Researchers devised a way to tune the modulator to perform trillions of multiplications per second. This greatly increased the computing speed on the device while using only a tiny amount of power.
“To make something faster, you have to make it more energy efficient,” Sludds said. “But there is a compromise. We’ve built a system that can operate on about a milliwatt of power, but still perform trillions of multiplications per second. In terms of both speed and energy efficiency, this is a gain of orders of magnitude.”
The researchers tested the architecture by sending weights down an 86 km fiber linking their lab to MIT’s Lincoln Laboratory. Netcast enabled machine learning with high accuracy – 98.7% for image classification and 98.8% for digit recognition – at blistering speeds.
Now the researchers want to iterate the smart transceiver chip to achieve even better performance. They also want to miniaturize the receiver, which is currently the size of a shoebox, to the size of a single chip. This would allow the chip to fit on a smart device like a cellphone.

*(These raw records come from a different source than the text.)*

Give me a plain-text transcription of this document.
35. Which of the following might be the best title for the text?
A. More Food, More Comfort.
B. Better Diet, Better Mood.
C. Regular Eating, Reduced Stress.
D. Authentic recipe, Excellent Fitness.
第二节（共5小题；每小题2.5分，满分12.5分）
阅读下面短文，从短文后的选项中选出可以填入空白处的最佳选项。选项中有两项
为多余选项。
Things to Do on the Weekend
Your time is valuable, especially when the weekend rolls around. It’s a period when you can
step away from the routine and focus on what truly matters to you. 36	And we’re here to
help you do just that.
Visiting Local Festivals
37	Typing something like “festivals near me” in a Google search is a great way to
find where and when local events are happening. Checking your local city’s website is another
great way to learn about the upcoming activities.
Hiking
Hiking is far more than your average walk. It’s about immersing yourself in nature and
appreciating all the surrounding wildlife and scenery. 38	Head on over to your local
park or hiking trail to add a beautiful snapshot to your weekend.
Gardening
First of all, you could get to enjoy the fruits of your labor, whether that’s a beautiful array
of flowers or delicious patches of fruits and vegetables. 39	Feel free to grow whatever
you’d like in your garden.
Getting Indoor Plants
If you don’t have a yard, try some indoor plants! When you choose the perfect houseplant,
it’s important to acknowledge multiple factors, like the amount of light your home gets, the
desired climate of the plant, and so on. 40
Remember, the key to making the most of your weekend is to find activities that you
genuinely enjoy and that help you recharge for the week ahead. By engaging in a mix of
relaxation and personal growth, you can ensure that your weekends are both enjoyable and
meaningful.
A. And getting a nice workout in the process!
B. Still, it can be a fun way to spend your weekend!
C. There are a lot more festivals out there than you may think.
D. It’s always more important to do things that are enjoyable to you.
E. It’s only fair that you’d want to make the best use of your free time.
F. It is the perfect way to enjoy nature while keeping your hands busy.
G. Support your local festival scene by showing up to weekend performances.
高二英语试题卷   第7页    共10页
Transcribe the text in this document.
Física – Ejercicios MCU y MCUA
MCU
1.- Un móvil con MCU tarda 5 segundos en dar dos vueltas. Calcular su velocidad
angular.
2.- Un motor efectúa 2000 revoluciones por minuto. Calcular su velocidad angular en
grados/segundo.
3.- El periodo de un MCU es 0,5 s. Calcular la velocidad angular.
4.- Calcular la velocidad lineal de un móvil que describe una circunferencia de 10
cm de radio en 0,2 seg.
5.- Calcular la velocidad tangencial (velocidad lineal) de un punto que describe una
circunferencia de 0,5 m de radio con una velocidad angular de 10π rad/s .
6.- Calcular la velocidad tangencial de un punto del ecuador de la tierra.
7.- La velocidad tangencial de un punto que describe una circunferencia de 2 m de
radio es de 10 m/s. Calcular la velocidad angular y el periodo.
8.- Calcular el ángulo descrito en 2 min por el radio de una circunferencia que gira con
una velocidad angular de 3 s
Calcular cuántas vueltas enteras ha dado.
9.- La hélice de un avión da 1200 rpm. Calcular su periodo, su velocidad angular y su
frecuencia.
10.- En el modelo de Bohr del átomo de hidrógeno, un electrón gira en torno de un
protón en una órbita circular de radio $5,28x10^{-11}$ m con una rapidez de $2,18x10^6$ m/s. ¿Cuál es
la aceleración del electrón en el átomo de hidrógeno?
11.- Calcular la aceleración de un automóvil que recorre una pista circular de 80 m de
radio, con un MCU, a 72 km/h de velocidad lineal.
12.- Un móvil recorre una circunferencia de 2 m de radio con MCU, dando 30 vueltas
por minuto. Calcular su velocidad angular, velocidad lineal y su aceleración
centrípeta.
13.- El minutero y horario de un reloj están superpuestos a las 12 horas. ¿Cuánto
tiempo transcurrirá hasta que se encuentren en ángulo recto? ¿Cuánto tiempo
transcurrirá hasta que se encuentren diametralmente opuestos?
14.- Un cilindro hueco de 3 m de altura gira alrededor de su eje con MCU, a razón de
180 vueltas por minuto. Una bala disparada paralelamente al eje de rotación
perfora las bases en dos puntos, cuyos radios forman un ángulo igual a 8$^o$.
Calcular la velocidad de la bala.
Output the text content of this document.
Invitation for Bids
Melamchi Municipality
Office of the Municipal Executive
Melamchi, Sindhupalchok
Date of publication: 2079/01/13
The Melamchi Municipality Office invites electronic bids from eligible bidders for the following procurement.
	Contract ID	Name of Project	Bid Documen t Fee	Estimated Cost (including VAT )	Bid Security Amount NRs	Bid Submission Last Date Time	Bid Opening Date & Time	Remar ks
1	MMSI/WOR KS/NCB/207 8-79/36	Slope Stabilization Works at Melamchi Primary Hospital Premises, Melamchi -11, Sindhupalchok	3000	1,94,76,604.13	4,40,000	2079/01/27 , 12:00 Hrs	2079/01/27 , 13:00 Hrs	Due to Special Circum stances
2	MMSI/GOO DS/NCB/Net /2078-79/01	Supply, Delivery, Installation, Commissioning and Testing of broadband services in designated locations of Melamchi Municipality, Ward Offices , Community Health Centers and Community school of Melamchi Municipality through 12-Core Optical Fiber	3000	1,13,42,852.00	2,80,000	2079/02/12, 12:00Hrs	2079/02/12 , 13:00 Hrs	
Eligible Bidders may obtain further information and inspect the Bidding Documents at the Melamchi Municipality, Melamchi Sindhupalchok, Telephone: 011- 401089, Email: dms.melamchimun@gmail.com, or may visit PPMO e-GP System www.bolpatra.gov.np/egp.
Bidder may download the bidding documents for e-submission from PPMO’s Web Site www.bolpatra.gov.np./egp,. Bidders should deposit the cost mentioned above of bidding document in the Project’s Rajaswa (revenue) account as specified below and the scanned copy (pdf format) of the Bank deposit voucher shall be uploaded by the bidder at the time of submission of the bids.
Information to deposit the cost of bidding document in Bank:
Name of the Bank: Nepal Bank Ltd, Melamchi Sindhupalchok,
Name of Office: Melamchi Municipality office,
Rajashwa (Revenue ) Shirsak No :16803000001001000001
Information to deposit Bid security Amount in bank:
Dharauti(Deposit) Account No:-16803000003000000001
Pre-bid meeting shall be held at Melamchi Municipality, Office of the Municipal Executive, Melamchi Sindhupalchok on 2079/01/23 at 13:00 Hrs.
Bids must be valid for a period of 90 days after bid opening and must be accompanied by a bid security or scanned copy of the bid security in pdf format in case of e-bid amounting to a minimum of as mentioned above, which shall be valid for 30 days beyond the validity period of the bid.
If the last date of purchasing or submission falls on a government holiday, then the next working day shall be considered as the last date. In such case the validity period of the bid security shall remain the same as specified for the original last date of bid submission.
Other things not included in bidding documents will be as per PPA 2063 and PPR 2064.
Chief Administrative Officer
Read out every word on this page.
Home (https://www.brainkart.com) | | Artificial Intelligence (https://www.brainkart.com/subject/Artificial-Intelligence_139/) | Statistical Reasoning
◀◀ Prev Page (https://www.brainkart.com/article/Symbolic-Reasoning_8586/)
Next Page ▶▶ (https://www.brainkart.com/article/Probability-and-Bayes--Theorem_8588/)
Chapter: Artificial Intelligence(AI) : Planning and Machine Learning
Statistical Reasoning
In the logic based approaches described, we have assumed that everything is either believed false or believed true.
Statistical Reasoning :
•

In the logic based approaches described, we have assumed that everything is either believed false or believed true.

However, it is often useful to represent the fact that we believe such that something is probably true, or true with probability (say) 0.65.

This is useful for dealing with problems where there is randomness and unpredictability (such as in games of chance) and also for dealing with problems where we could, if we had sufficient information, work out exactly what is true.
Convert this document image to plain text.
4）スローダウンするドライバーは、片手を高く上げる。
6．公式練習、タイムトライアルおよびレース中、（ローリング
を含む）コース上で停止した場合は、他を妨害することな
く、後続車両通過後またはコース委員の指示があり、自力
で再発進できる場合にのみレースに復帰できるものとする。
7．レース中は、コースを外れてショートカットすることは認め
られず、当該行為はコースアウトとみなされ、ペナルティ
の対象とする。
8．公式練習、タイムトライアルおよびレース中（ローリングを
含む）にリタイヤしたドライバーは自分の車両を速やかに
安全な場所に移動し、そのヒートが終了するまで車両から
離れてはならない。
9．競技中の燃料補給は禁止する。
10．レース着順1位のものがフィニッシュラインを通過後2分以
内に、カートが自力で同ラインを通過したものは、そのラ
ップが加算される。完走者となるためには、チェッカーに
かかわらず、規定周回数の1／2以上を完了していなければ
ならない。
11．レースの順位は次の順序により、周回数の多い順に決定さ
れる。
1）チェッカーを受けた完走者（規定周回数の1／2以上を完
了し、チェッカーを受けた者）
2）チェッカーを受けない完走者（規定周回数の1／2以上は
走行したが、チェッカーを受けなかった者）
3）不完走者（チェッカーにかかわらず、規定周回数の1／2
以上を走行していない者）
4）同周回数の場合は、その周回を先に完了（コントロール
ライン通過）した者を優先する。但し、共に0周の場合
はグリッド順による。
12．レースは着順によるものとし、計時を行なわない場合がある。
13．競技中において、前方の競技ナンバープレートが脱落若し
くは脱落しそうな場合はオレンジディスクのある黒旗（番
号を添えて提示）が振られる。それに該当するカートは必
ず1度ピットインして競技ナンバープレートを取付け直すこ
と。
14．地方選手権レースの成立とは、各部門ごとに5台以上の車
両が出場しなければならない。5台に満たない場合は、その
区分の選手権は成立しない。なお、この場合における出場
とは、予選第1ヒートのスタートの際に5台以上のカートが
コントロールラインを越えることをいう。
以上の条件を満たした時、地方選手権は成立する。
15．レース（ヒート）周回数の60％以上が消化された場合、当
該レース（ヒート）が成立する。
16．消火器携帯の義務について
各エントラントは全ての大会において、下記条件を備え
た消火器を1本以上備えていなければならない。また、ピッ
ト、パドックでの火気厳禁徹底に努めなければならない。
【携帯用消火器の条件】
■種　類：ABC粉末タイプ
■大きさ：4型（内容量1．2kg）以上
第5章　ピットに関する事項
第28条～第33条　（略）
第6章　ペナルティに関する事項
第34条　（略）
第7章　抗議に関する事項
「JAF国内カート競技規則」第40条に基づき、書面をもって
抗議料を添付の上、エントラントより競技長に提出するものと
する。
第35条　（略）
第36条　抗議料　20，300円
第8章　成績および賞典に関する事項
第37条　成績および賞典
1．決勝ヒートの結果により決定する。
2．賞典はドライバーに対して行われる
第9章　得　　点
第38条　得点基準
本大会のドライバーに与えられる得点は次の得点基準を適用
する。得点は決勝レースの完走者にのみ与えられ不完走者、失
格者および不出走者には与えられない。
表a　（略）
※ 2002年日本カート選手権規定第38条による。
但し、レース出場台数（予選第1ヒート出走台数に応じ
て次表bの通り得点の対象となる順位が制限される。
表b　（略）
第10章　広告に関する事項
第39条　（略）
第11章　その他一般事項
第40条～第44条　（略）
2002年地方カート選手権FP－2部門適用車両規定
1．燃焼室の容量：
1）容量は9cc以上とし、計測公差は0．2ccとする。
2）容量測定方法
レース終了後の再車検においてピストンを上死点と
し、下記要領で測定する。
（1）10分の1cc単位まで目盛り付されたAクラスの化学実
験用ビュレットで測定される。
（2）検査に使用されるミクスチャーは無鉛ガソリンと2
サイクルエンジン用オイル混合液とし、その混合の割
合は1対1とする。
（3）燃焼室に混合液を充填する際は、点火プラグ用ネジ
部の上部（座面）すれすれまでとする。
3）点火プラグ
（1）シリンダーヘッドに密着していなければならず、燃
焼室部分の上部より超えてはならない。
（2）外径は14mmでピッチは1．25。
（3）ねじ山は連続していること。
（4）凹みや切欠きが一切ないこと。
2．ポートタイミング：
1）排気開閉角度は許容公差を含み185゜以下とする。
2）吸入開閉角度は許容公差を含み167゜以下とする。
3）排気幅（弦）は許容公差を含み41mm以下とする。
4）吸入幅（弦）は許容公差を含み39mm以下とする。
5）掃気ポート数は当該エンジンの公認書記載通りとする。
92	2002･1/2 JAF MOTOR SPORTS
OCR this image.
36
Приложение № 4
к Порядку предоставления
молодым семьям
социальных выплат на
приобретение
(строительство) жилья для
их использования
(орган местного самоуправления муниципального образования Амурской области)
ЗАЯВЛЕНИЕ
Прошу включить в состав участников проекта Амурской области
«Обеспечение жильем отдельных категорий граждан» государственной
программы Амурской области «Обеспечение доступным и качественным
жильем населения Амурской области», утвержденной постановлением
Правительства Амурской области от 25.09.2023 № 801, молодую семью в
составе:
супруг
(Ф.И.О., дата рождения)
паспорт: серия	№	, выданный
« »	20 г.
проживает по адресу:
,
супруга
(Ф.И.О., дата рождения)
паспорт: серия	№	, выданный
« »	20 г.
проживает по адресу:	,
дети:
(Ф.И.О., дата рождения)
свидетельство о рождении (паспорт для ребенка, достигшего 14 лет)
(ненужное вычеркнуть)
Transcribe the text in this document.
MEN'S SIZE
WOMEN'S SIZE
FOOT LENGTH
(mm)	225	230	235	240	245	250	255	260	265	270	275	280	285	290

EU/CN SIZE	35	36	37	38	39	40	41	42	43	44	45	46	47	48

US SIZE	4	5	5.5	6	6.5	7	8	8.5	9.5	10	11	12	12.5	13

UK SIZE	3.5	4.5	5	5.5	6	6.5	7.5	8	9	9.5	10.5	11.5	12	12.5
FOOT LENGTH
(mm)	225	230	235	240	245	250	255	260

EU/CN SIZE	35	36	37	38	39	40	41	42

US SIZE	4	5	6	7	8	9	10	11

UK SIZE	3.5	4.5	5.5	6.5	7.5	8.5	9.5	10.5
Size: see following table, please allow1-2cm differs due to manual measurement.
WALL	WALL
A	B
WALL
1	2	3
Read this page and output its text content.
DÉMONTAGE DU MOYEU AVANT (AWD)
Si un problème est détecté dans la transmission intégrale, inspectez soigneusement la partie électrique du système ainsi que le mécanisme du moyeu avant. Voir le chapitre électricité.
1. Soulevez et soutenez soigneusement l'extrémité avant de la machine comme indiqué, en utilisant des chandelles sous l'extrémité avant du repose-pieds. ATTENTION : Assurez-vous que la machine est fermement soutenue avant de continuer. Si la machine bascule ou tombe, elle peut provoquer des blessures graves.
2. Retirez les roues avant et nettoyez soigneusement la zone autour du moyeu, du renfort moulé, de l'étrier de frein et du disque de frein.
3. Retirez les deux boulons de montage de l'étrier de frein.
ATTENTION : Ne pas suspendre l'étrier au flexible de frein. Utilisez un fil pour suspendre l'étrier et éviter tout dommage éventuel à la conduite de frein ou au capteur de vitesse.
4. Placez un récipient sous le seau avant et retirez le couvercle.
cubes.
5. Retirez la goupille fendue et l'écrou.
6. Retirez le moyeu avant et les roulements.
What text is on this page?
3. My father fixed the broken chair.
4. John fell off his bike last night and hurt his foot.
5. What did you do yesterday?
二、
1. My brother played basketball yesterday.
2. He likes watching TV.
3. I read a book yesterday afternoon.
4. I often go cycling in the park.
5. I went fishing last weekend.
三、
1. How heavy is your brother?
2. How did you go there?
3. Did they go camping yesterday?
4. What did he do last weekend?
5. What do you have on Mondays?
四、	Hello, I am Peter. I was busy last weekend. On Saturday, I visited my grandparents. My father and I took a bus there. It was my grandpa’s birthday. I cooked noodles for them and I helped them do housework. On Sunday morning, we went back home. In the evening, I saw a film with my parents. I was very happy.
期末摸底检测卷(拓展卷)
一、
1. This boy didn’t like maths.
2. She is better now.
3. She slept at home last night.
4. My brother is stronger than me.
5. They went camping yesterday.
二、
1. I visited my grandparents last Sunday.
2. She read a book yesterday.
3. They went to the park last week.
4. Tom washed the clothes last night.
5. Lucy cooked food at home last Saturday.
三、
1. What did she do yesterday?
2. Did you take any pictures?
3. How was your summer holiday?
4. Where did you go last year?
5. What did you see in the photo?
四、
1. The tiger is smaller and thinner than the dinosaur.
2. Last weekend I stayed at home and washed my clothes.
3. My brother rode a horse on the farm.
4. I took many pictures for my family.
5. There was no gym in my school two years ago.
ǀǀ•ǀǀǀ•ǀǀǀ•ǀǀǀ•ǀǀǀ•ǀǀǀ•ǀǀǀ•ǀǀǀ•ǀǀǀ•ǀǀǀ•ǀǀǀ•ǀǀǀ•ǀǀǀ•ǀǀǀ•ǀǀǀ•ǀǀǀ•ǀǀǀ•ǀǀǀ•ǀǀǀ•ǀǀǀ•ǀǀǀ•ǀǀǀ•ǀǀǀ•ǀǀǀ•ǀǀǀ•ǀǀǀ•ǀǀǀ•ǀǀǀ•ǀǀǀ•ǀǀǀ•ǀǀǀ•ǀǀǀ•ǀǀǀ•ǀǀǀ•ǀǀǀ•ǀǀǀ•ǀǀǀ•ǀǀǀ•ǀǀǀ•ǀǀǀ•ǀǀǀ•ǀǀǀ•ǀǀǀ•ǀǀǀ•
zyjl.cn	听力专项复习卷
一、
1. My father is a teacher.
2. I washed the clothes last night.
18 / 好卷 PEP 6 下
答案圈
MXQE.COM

Euan Allen, a Research Fellow from the Royal Academy of Engineering at the University of Bath, who was not involved in this work, said: “Using photonics and light as a platform for computing is a really exciting area of research with potentially huge implications for speed and the speed efficiency of our IT landscape. The work of Sludds et al. is an exciting step towards real-world implementations of such devices, introducing a new and practical edge computing scheme, and exploring some of the fundamental limitations of computation at very low (single-photon) light levels.”
The research is funded in part by NTT Research, the National Science Foundation, the Air Force Office of Scientific Research, the Air Force Research Laboratory, and the Army Research Office.
The study was published in Science (www.doi/10.1126/science.abq8271).